The Regional District of Central Kootenay has adopted two new policies for the new Grohman Narrows transfer station after receiving complaints from a neighbouring resident.

Complaints lead to changes at Grohman Narrows transfer station

The RDCK has adopted a policy to restrict employees from working before 7 a.m. and after 7 p.m. and another to consider visual impact.

After receiving complaints about the Grohman Narrows transfer station from a neighbour, the Regional District of the Central Kootenay has adopted a policy to restrict employees from working before 7 a.m. and after 7 p.m. and another to consider visual impact.

Transfer station employees historically have started early to get trucks ready, complete safety checks and take advantage of the low traffic volume in the morning. The transfer station moved last July from its lakeside location by the Nelson airport to its Grohman Narrows location west of the city on Insight Road.

“I’m surprised we didn’t hear complaints at our other location,” said RDCK Area F director Ron Mickel, referring to how well sounds travels across water.

“It echoes where we are now as it’s narrow. It was especially noisy with the opening [of the new station].” Mickel was referring to the blasting required to level out the site before it opened. He also said the initial notice to the public stated the operating hours would be 8:30 a.m. to 4 p.m, but that didn’t address the times employees would be preparing and cleaning up during their work day.

The board adopted a new policy during its November board meeting that employees must get special permission to operate outside of 7 a.m. to 7 p.m. unless extended hours are required for emergency repairs or maintenance.

“It is still a lot if you’re trying to live in proximity,” said Mickel. He added the complainants are happy for now, as before the new transfer station began operation,“they lived an ideal existence which was quiet and peaceful.”

“In the past, we’ve had the public in mind, and he was kind of forgotten in this.”

Mickel said where the resident used to see trees, they now see a “big white building and bright blue trucks.” The requirements did specify neutral colours were to be used. While some may argue white is neutral, it stands out against the forest green.
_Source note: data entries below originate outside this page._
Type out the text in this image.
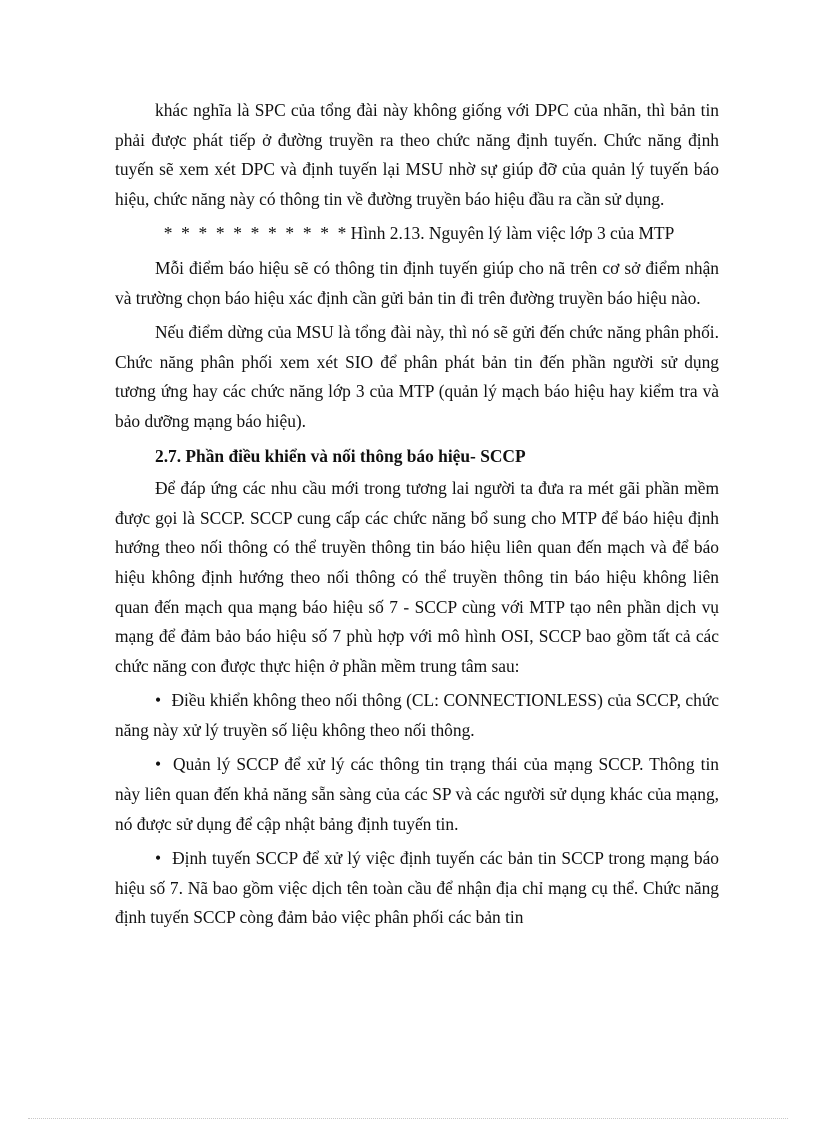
khác nghĩa là SPC của tổng đài này không giống với DPC của nhãn, thì bản tin phải được phát tiếp ở đường truyền ra theo chức năng định tuyến. Chức năng định tuyến sẽ xem xét DPC và định tuyến lại MSU nhờ sự giúp đỡ của quản lý tuyến báo hiệu, chức năng này có thông tin về đường truyền báo hiệu đầu ra cần sử dụng.

*  *  *  *  *  *  *  *  *  *  * Hình 2.13. Nguyên lý làm việc lớp 3 của MTP

Mỗi điểm báo hiệu sẽ có thông tin định tuyến giúp cho nã trên cơ sở điểm nhận và trường chọn báo hiệu xác định cần gửi bản tin đi trên đường truyền báo hiệu nào.

Nếu điểm dừng của MSU là tổng đài này, thì nó sẽ gửi đến chức năng phân phối. Chức năng phân phối xem xét SIO để phân phát bản tin đến phần người sử dụng tương ứng hay các chức năng lớp 3 của MTP (quản lý mạch báo hiệu hay kiểm tra và bảo dưỡng mạng báo hiệu).

2.7. Phần điều khiển và nối thông báo hiệu- SCCP

Để đáp ứng các nhu cầu mới trong tương lai người ta đưa ra mét gãi phần mềm được gọi là SCCP. SCCP cung cấp các chức năng bổ sung cho MTP để báo hiệu định hướng theo nối thông có thể truyền thông tin báo hiệu liên quan đến mạch và để báo hiệu không định hướng theo nối thông có thể truyền thông tin báo hiệu không liên quan đến mạch qua mạng báo hiệu số 7 - SCCP cùng với MTP tạo nên phần dịch vụ mạng để đảm bảo báo hiệu số 7 phù hợp với mô hình OSI, SCCP bao gồm tất cả các chức năng con được thực hiện ở phần mềm trung tâm sau:

• Điều khiển không theo nối thông (CL: CONNECTIONLESS) của SCCP, chức năng này xử lý truyền số liệu không theo nối thông.

• Quản lý SCCP để xử lý các thông tin trạng thái của mạng SCCP. Thông tin này liên quan đến khả năng sẵn sàng của các SP và các người sử dụng khác của mạng, nó được sử dụng để cập nhật bảng định tuyến tin.

• Định tuyến SCCP để xử lý việc định tuyến các bản tin SCCP trong mạng báo hiệu số 7. Nã bao gồm việc dịch tên toàn cầu để nhận địa chỉ mạng cụ thể. Chức năng định tuyến SCCP còng đảm bảo việc phân phối các bản tin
Uli Wolf, the RDCK’s general manager of environmental services, said the white cover was chosen before the complaint was made and that it was selected because it was more durable than a green-coloured option. He added the green option was not as camouflaged as one would think.

“In a normal winter, the white awning would blend in with the snow,” he said.
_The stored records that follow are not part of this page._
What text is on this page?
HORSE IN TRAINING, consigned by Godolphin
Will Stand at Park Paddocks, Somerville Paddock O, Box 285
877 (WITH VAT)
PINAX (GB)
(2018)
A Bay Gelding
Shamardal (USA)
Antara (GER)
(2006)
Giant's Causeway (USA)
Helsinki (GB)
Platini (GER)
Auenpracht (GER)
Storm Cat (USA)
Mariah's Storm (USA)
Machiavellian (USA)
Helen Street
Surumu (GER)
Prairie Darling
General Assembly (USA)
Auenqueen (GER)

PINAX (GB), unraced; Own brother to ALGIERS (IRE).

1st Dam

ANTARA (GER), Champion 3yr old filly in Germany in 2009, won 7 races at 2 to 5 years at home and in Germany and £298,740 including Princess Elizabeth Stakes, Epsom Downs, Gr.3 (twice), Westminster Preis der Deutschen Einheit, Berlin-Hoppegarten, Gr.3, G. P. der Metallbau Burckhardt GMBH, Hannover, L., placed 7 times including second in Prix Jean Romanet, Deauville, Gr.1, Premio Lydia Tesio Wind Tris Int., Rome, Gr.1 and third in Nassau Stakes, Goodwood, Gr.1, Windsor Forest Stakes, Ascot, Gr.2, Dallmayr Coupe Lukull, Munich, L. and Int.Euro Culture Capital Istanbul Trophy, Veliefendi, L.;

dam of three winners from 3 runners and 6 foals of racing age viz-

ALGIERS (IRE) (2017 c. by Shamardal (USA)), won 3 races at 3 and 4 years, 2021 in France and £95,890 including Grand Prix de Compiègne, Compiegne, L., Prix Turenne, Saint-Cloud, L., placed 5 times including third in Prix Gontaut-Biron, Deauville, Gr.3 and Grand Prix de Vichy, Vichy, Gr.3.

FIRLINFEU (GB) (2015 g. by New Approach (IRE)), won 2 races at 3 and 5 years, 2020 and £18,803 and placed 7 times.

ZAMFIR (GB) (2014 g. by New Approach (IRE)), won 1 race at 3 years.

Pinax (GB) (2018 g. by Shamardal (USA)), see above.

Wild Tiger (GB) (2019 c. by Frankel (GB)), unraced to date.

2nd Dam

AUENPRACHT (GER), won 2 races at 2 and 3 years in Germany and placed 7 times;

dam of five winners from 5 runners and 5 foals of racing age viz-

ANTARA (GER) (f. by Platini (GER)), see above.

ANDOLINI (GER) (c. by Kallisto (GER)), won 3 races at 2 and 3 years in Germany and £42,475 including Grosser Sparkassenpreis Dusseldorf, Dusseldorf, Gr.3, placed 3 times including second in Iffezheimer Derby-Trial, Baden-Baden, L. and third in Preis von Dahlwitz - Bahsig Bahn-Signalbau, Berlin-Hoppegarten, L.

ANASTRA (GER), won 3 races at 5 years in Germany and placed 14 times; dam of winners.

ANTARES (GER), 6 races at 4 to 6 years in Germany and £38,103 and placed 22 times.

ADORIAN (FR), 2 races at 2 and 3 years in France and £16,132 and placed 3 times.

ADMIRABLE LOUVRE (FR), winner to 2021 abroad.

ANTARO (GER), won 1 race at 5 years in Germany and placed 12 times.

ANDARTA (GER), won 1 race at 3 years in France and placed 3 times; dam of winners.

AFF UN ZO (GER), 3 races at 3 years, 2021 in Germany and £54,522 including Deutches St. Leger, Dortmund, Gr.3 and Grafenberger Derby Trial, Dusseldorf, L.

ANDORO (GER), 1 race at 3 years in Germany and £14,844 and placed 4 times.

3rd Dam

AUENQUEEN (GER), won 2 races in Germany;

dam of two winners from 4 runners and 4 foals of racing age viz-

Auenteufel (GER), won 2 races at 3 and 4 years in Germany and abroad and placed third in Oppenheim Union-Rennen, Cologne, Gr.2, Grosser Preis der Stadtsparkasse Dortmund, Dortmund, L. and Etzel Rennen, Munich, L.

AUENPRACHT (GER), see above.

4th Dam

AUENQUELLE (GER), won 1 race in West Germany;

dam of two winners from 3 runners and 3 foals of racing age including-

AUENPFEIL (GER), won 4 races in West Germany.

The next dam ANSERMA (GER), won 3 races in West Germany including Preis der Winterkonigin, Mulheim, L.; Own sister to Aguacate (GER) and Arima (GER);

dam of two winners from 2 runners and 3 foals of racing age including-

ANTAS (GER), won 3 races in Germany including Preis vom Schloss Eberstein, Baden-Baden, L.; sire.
Mickel said the greyish colour of the scale house works well. As for the trucks and trailers, they are bright blue for safety reasons. However, Mickel pointed out they are stored directly in the resident’s line of sight.

The RDCK policy will now have to be considered when it comes time to replace or maintain anything at the new facility.

“Society now is moving towards less visual impact and we didn’t and I consider that a failure,” said Mickel.

How busy is the new transfer station since the big move from the Nelson waterfront? “A lot busier than I expected. We’ve had more than 400 in a day. The average is 200 in BC but we’re twice that.”